It's a bit like the ROHS directive. Nobody is saying it is good to eat cadmium but there is no evidence that any metals are leaking into the environment in the conditions of any modern landfill, from circuit boards dumped there. But this directive has caused absolute havoc in electronics, causing many companies to scrap entire product ranges, dump entire component stocks in the skip - because the component manufacturers and distributors (who are cynical short-termist b*astards) used the opportunity to force product redesign, achieved simply by not introducing lead-free variants of some components (like processors ;) ). If it was not for some handy ROHS exemptions (like "control and monitoring" equipment) whose swathes of smaller companies would have shut down. Of course the manufacturers and distributors are now openly lobbying the EU to close these exemptions.... hey have we seen this before somewhere? (think of the letter "N" ;) ).

Johnm
17th Oct 2010, 19:42
Soay makes my point better than I did.

We've known for a very long time that lead is a cumulative poison, however there's also the question of how much lead you can ingest in a life time and what the carrier vehicle might be and how close you are.

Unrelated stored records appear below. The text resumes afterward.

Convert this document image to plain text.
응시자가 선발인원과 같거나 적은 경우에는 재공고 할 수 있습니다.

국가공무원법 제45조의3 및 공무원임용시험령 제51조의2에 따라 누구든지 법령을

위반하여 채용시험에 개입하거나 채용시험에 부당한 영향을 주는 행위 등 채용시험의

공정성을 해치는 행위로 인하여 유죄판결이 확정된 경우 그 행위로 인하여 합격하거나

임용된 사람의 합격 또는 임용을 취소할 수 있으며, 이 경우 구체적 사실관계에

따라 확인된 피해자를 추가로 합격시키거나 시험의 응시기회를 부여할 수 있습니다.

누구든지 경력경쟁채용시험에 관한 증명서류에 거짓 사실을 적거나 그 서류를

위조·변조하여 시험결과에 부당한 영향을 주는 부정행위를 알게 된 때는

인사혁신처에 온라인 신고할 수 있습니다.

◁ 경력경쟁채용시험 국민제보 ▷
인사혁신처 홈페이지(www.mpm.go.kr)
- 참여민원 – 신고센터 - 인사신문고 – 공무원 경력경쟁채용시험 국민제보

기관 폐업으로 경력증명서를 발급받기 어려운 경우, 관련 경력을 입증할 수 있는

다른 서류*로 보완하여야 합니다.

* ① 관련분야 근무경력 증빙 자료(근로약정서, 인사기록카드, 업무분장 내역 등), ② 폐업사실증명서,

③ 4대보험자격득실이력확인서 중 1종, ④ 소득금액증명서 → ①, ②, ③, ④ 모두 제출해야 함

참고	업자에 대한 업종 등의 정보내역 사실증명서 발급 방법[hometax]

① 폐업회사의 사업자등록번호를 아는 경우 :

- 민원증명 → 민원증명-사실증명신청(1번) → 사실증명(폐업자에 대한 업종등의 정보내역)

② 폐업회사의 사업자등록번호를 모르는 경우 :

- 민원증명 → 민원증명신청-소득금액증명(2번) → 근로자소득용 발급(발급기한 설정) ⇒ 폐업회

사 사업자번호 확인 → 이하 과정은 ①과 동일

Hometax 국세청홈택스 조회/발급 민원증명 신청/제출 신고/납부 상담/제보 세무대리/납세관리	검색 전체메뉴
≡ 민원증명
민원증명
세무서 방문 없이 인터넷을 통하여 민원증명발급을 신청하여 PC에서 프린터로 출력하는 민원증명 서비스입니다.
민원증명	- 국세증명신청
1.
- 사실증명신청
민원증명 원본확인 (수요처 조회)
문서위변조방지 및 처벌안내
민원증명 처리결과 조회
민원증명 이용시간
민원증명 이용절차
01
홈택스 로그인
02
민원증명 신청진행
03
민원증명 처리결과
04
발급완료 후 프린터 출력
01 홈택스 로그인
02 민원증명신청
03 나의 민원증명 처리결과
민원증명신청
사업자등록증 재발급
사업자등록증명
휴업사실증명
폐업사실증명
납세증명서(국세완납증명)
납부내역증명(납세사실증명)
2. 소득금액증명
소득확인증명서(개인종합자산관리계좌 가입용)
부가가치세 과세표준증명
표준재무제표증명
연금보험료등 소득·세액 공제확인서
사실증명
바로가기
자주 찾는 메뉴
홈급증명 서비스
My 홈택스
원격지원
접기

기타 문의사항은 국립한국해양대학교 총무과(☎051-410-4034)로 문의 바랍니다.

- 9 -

My generation probably ingested more lead from chewing the paint on our cots than we'd ever get from exhaust fumes even in a crowded city. The examples quoted in the article are all about damage caused by concentrated exposure over significant timespans.

The really annoying part is that unleaded petrol is carcinogenic because of the complex benzine compounds but nobody ever mentions that except Croqueteer.

BTW my ancestors were lead miners who generally lived to a reasonable age for the time!

Miroku
18th Oct 2010, 09:08
My generation probably ingested more lead from chewing the paint on our cots

And don't forget the Dinky toys! Lovely taste.

neilgeddes
18th Oct 2010, 09:33
The really annoying part is that unleaded petrol is carcinogenic because of the complex benzine compounds...

That's why one of my instructors refused to sniff the (Avgas) fuel sample during the preflight walkround.

lotusexige
18th Oct 2010, 10:15
Don't forget the handiest way to carry the pellets for you air rifle was in your mouth.